Futuristic Digital Software Solutions

Software-as-a-Service (SaaS) has democratised the playing field for startup enterprise-software vendors, leading to new startups and investment:

  • The cloud make it easy to build SaaS web-apps. Startups no longer need $20,000,000, a datacenter, and 20 engineers to get running — a few domain experts can cobble together a professional service in a couple months.

  • Privacy breaches + SaaS have turned the table on data security, in a couple ways:
    • Many enterprises know that their security is poor.
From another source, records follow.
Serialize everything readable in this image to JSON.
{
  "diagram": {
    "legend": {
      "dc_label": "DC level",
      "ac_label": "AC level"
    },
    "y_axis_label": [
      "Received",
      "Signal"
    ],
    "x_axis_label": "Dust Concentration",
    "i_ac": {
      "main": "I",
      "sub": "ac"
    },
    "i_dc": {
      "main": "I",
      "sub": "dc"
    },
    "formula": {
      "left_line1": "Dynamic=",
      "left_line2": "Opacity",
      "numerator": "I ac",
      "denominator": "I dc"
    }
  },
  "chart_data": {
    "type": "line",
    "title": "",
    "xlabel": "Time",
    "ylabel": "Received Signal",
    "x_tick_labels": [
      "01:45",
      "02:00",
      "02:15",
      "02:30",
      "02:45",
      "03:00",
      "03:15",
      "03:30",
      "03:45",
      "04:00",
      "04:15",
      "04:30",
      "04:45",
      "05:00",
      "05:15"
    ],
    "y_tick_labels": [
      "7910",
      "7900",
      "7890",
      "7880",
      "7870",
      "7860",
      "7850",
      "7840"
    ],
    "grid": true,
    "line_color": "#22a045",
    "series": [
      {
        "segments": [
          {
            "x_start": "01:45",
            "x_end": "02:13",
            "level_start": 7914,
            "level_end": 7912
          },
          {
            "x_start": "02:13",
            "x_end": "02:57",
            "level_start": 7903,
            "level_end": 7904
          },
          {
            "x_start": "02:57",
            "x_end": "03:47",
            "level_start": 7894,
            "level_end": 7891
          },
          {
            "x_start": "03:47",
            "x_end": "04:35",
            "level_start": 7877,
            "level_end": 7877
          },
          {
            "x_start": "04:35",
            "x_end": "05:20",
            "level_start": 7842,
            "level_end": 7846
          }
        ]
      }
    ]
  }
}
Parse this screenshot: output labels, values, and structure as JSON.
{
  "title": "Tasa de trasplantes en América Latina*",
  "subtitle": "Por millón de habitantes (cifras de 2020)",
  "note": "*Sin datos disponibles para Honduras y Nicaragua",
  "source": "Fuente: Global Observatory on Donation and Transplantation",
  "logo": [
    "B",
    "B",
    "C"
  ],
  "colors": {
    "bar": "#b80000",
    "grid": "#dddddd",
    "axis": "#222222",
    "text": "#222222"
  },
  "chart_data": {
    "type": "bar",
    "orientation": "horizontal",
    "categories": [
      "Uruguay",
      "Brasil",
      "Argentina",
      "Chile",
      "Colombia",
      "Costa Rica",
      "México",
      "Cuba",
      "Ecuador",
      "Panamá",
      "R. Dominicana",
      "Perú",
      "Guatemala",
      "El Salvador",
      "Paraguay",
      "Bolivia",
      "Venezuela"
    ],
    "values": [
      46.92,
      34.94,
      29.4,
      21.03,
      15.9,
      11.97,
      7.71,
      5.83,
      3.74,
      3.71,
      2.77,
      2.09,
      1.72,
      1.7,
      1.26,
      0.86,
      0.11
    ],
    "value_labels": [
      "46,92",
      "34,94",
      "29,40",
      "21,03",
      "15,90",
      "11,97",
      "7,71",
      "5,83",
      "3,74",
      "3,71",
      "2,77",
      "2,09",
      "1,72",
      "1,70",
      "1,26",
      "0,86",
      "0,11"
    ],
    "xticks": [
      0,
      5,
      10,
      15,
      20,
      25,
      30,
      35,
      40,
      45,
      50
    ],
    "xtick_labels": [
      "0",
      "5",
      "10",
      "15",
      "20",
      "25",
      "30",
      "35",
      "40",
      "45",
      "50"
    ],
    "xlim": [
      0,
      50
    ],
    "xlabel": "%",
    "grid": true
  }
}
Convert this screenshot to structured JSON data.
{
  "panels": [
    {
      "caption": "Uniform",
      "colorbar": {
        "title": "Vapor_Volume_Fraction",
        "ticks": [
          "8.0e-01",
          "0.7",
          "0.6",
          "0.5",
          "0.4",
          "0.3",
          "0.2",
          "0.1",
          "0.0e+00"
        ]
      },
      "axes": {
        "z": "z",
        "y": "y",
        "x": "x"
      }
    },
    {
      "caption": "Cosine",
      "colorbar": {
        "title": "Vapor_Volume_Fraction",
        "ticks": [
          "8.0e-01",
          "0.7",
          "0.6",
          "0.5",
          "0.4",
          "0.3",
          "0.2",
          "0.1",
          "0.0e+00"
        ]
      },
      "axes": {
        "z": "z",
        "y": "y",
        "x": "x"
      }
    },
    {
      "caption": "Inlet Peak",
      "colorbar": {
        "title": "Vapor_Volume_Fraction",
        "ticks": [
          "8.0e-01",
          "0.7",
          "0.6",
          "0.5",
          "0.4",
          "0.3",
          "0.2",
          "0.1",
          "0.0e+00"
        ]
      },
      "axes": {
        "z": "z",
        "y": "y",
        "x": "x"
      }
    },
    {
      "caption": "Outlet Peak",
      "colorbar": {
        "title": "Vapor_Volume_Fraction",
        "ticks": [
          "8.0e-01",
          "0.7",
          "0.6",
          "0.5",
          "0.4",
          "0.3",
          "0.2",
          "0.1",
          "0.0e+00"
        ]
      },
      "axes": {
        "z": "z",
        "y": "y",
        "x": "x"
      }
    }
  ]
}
They don’t have qualified security engineers. They don’t want to have to secure sensitive customer data. By outsourcing data storage to vendors, they also outsource their own security engineering.
    • When a breach does happen, they can point to the vendor. “Our security didn’t break down. [Stripe | Salesforce | Workday | Segment ] got hacked! We are the victims here, and will make the vendor pay!
  • Related to the above — enterprises are increasingly comfortable using software which is not hosted on-premise. SaaS is WAY easier to install and maintain than on-premise devices.

  • On-premise devices require coordinating with operations teams; flying an engineer out to install the software; flying an engineer out to upgrade the systems.

    SaaS software can be purchased and used without engineering support by the customer. This makes it cheap and easy to sign new customers. And even when a customer doesn’t want to use a SaaS product, software is easy to distribute now-days as VM images or Docker containers.
  • There are a lot more kinds of software an enterprise needs to use to be competitive. 20 years ago, enterprises weren’t using recruiting-tracking software, sales lifecycle software, chat software, benefits tracking software, etc etc. There was payroll software and… often, not much else.

  • Couple this with the fact that engineer salaries are going through the roof. Enterprises are waking up to the fact that they can’t hire enough engineers to build all of these tools. So there’s really no choice except to use SaaS vendors.
  • Enterprise software development is, believe it or not, far more meritocratic than consumer application development. When founders (or venture capital firms) bet on an enterprise startup, it’s still a gamble, but it’s a much lower-variance gamble than investing in the “next big mobile gaming app”.
    • Consumer applications are all about “going viral” and looking slick. It’s about getting a few celebrities — streamers, movie stars, politicians — to uses our app and get buzz. Features are somewhat important, but being slick and popular is 90% of the game.
    • Building enterprise applications is all about checking feature boxes. Finance teams don’t care about buzz — if they need VAT-withholding software which works in Germany, and yours only works in France, you lose. ‘Buzz’ can get you in the door, but it won’t get you a sale.

  • The iPhone app gold rush is over. The space for consumer applications is pretty saturated. There are odds and ends to fill, but most of that app development can be farmed out to app-development shops in southeast Asia, faster and cheaper than building out a US team.

  • This leaves domain-experts better situated to build… domain-specific applications, which usually means enterprise applications
Basically, enterprise apps are hot because the cloud has made it easier than ever to build them, and enterprises are far more open to SaaS vendors than ever before.